– Вот, значит, почему они приехали. Ну что же, претензий к ней у меня нет, но, думаю, они есть у тебя. А с ногой – неудачно я при прыжке приземлился. Представляешь, кто-то умудрился поставить прямо у тебя под окнами этого сраного снеговика. Надо мной вся больница теперь смеется – я теперь человек, которому накостылял снежный демон, можешь в это поверить?
– Да, я знаю эту историю, ну а кто дрался?
– Не дрались, а боролись, шутя. Леха, большой бардак устроили?
– Порядочный. Но не волнуйся – все последствия ликвидированы, попотеть, правда, немного пришлось.
– Извини, дружище, я заглажу вину, как только смогу. Слушай, ты-то как сам, после похорон то?
– Нормально, как видишь, приспосабливаюсь.
– А батя твой как все это переживает?
– Держится, сегодня зайду к нему. Я ведь только вчера обратно вернулся к себе. Ты-то долго еще будешь здесь лежать?
– Пока не знаю, ногу прооперируют, а там видно будет, – Андрей задумчиво смотрел на своего друга. – Ты похудел, но тебе идет.
– Спасибо. Я тебе фруктов принес немного.
– Спасибо. Тяжело терять близких, а Леха?
– Тяжело, Андрюха, очень тяжело, – Алексей достал сигареты из пальто. – Ты не против?
– Нет, дай мне тоже.
– Ты же бросил?
– Чрезвычайное положение – пока можно.
– Понятно.
Они молча закурили. Сигаретный дым, медленно извиваясь, пополз по палате. Кроме них двоих в ней никого больше не было. После недолгого молчания Андрей сказал:
– Знаешь, Леха, в чем мое преимущество перед тобой – я никогда не испытаю того чувства, которое сейчас испытываешь ты, потому что я – сирота. Мне некого терять, Леха, и меня никто не потеряет, – он глубоко затянулся. – Но все же, я тебе завидую.
– Это почему же?
– Я гляжу сейчас на тебя и вижу: – ты изменился – ты стал красивее, ты стал другим, думаю, ты стал, наверное, лучше. Плохое чувство не преобразит так человека в столь короткий срок, и во взгляде у тебя что-то поменялось – он стал мудрее.

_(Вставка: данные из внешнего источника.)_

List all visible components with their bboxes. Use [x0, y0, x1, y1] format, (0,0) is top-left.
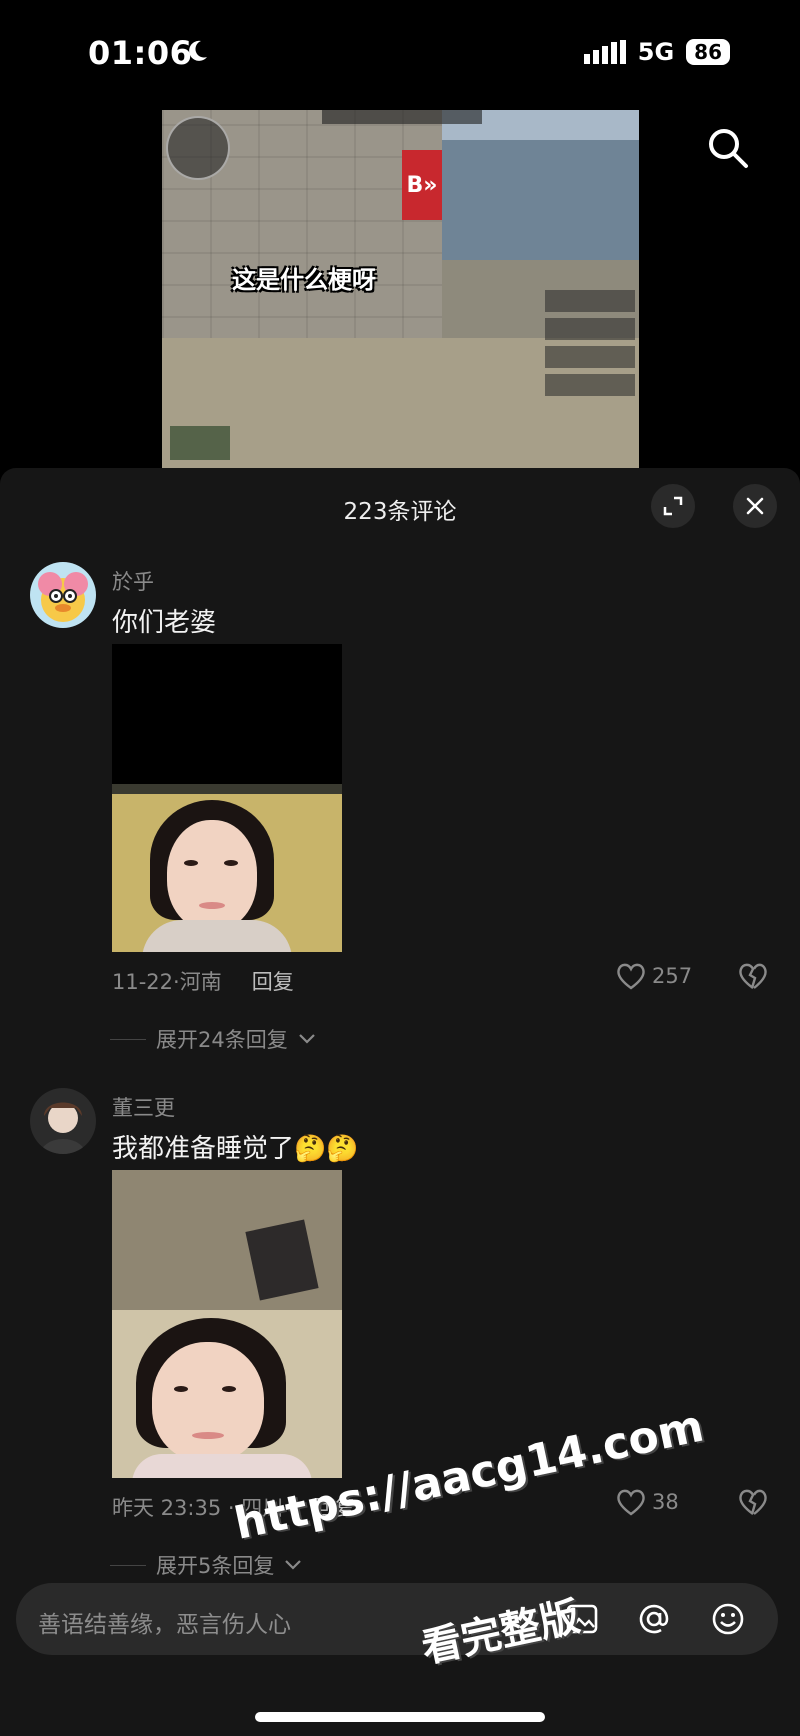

Алексей ухмыльнулся, слушая своего друга. Андрей пристально вглядывался в него, продолжая курить. Они стряхивали пепел в старый заплесневелый граненый стакан, который Алексей нашел на подоконнике в палате.
– Не знаю, Андрюха, можно ли мне завидовать. Я бы не желал тебе испытывать то, что испытываю я.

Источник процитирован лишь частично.